Four of the figures stand at the points of an innovative rectangular cubic composition that articulates both the separateness of individuals immersed in inner dramas and personal anguish. Yet its compactness evokes a cohesive unity with a tangible shared purpose.

When walked around, the sculpture reveals Rodin’s mastery in subtly capturing both stillness and motion which, by way of contrast, animate the group. For Rodin, the human body had to be so sculpted so as to “mirror the soul:” anatomy was but a vehicle.

He had many detractors — contemporary critics and devotees of classicism saw his works as unfinished sketches, rough and offensively fragmented, too impressionistic or too naturalistic. Yet it is precisely the way his “rough” surfaces employ light to define and animate form that is groundbreaking, providing a complex and satisfying aesthetic experience.

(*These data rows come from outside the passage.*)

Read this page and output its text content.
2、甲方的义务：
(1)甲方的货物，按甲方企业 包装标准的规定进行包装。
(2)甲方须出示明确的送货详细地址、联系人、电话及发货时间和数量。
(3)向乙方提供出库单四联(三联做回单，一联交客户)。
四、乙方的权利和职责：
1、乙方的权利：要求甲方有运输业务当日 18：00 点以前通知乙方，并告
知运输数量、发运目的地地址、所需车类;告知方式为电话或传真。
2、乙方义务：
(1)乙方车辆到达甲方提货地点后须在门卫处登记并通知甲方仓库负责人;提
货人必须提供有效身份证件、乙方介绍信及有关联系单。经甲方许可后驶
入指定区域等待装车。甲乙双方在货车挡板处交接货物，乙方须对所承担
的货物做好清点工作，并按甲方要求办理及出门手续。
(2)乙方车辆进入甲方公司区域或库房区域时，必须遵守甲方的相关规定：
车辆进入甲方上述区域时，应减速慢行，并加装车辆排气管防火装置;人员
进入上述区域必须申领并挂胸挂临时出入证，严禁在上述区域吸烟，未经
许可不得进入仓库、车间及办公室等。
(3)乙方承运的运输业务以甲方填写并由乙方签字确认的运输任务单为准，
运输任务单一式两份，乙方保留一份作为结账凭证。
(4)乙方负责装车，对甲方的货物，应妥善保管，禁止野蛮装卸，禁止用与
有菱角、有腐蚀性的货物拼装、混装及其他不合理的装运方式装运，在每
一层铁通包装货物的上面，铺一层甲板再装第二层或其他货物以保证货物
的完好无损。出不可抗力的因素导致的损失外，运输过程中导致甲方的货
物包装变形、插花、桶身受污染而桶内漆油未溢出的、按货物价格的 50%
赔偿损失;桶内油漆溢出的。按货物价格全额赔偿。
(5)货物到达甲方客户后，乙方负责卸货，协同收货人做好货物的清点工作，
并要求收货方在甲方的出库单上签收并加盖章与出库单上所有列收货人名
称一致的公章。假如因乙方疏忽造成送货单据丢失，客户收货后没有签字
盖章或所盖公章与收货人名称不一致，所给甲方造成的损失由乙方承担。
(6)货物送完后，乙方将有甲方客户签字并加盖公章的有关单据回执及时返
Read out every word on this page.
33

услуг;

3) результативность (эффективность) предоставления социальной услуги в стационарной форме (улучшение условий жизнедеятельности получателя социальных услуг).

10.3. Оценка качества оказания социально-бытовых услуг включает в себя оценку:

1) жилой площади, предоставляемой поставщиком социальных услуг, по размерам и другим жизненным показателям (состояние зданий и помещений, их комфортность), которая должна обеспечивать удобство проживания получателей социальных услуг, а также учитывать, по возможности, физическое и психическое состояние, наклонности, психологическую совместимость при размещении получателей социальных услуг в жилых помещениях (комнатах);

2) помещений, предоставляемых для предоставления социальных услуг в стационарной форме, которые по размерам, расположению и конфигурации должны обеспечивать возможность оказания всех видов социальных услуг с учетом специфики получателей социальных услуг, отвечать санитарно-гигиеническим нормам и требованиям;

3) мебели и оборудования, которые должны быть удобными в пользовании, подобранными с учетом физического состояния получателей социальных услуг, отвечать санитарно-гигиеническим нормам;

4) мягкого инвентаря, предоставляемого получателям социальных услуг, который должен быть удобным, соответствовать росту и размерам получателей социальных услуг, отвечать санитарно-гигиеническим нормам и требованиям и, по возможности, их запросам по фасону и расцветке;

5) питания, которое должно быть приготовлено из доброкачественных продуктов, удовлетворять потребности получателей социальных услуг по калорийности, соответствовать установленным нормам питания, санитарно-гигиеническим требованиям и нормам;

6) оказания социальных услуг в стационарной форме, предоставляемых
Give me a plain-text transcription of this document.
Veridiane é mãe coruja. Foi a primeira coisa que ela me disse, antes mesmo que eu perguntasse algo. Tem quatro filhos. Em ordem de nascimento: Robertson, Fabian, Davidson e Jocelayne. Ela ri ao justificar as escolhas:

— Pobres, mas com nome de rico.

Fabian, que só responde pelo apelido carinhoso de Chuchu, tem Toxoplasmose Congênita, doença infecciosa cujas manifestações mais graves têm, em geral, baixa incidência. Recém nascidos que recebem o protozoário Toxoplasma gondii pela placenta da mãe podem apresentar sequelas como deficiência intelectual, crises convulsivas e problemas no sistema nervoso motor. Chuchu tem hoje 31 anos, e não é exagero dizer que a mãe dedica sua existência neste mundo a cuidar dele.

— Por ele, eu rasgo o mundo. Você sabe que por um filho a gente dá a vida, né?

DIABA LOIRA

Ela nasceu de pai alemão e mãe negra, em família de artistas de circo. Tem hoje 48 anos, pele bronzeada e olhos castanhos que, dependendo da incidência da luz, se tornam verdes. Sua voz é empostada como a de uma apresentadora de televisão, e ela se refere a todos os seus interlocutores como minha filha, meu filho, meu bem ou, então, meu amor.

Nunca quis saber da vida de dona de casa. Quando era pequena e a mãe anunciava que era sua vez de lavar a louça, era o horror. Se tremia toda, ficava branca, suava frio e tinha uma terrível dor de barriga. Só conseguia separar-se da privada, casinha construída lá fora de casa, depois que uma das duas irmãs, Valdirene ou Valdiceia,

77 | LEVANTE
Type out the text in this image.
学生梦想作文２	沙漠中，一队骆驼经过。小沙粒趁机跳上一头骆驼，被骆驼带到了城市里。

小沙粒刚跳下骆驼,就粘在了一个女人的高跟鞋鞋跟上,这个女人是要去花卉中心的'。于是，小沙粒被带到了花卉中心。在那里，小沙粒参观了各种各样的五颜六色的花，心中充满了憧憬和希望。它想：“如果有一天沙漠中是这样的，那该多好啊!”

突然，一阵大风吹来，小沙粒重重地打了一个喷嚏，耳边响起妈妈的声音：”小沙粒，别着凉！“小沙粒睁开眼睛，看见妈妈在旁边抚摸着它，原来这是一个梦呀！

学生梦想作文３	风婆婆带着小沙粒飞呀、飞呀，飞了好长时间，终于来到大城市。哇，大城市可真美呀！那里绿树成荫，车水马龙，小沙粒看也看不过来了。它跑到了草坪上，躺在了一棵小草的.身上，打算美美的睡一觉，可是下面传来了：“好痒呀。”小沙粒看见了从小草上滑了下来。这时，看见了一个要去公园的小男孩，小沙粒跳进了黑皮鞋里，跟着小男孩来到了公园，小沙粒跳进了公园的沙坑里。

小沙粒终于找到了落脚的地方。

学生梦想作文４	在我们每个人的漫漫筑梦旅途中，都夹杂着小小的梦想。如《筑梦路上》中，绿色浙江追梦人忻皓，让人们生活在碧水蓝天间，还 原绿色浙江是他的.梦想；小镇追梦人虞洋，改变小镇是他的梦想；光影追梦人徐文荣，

Another radical first was his insistence on placing the burghers directly on the pavement to recreate the drama and immediacy of the original event when the six had to walk between their fellow citizens. He lost the argument and a customary pedestal was procured.

In 1924, after Rodin’s death, it was lowered to its current level of about two feet — almost, but not quite, as he wished.

Today, this masterly piece of art is located both in front of Calais City Hall and in Victoria Tower Gardens next to the Palace of Westminster in London.

Yet there is a sting in this tale. Away from the emotive narrative of Rodin’s splendid bronze, there may lie a telling example of 14th-century fake news, a myth swallowed by all for almost 700 years.

According to French medievalist Professor Jean-Marie Moeglin, the whole event was staged for the benefit of onlookers after some hard-nosed negotiations.

He asserts that the Calais military commander had negotiated with one of Edward’s representatives and it was only when reprieve from execution was assured by a royal pardon that the burghers agreed to perform the theatrical surrender.

They wore nooses round their necks but, Moeglin explains, they were escorted by the town’s men-at-arms in a procession that was a customary ritual on such an occasion, entirely orchestrated and not in the least heroic.

And documents unearthed in 1766 by Louis-Georges Brequigny showed that the bearded Eustache de Saint-Pierre, the first to volunteer, was at the time generously rewarded by Edward.

As Mark Twain once remarked: “Never let the truth get in the way of a good story” or, in this case, a good sculpture.